L’étirement de ces fibres peut, dans certains cas ne plus
reprendre sa forme initiale ; cette vergeture diffuse d’une
partie ou de la totalité de la veine est une varice.
Deux « familles » de varices sont actuellement recensées. Tout
d’abord, la pression exercée par le sang est plus forte que les
fibres élastiques qui lâchent ou cassent. Ce sont des « varices
de pression ». Parallèlement, le mécanisme de fonctionnement
élastique de la fibre est déficient (origine hormonale, physique
ou chimique); ce sont des « varices de paroi ».
Dans la vie courante, les deux cas peuvent se
rencontrer simultanément. C’est l’exemple souvent cité de la
femme enceinte et qui, tout au long de sa grossesse, voit son
taux d’hormones croître. Ces hormones jouent un rôle déterminant
sur le tissu élastique cutané, cartilagineux (osseux) mais aussi
sur la paroi veineuse, créant ainsi des varices de paroi.
Parallèlement, le bébé grossit dans l’utérus. Vers le 3e mois,
il comprime les vaisseaux, notamment les veines de retour du
sang vers les membres inférieurs, créant ainsi des varices de
pression.

Puis-je avoir des varices partout ?
Tout juste ! Dans le cas d’une maladie de paroi, n’importe
quelle veine peut se dilater et se muer en une hideuse varice !
On peut citer l’exemple de cette dame venue consulter pour une
énorme varice au bras apparue à la suite d’une chute de son
échelle sur cette partie du corps. Aujourd’hui, l’exérèse des
varices se pratique même au niveau des paupières, front, cou,
pubis, verge, bras, avant-bras, face dorsale de la main.

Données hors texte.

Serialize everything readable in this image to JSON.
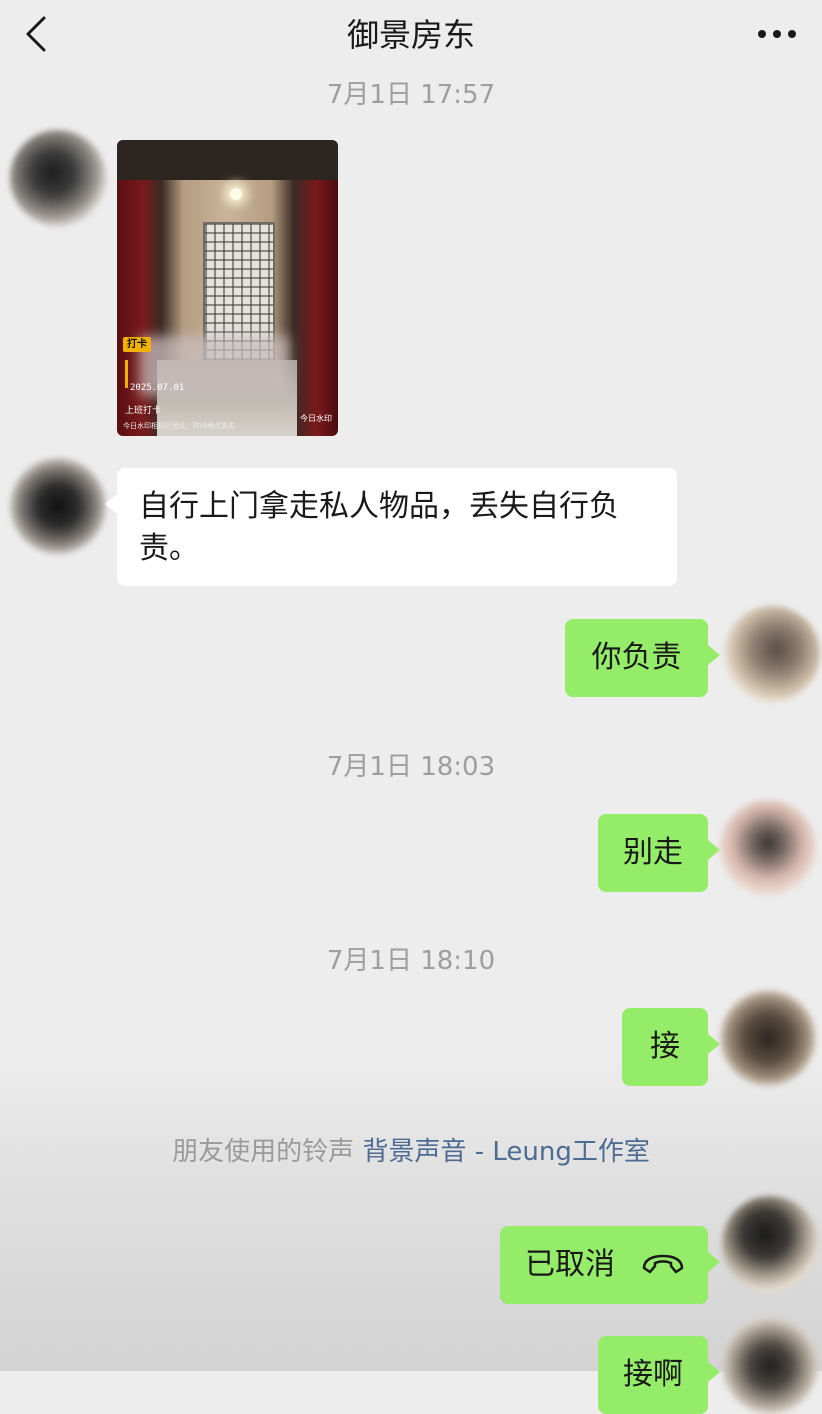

Comment fonctionne le retour veineux
?

Le
sang part du cœur vers le membre inférieur qu’il irrigue par les
artères, les artérioles et les capillaires. Là il repart par les
veinules, veines de petit, moyen et gros calibre. Des valvules
sont placées aux endroits stratégiques pour empêcher le sang de
faire demi-tour ! Dans le membre inférieur, tout le sang est
collecté dans une ou plusieurs veines profondes qui circulent
près des os, et qui portent d’ailleurs leur nom.
Les vaisseaux profonds :
Les vaisseaux serpentent le long des os au plus profond du
membre, bordés par l’artère et les muscles. Ils représentent à
eux seuls 98% du retour sanguin. Leur diamètre va de 0,5 à 1,5
cm et ils portent le nom de l’os qu’ils parcourent.
Les vaisseaux superficiels :
Deux de ces vaisseaux sont bien connus des sujets à varice mais
souvent mal situés. Ce sont la saphène interne et externe.
L’interne n’est pas une veine profonde, et ne porte ce nom que
parce qu’elle est située du côté interne du membre. L’externe,
comme son nom l’indique se situe sur le côté externe du membre,
à l’extérieur de la jambe. Les autres vaisseaux sont répartis en
maille réticulée. Lorsqu’ils se jettent dans une autre veine de
peau, ils prennent le nom de « veines collatérales » , de «
veines perforantes » lorsqu’ils s’écoulent vers la profondeur.
Les perforantes :
Les veines perforantes assurent le drainage du sang superficiel
vers les vaisseaux profonds. En moyenne, mais le chiffre varie
d’un individu à l’autre, il en existe 174.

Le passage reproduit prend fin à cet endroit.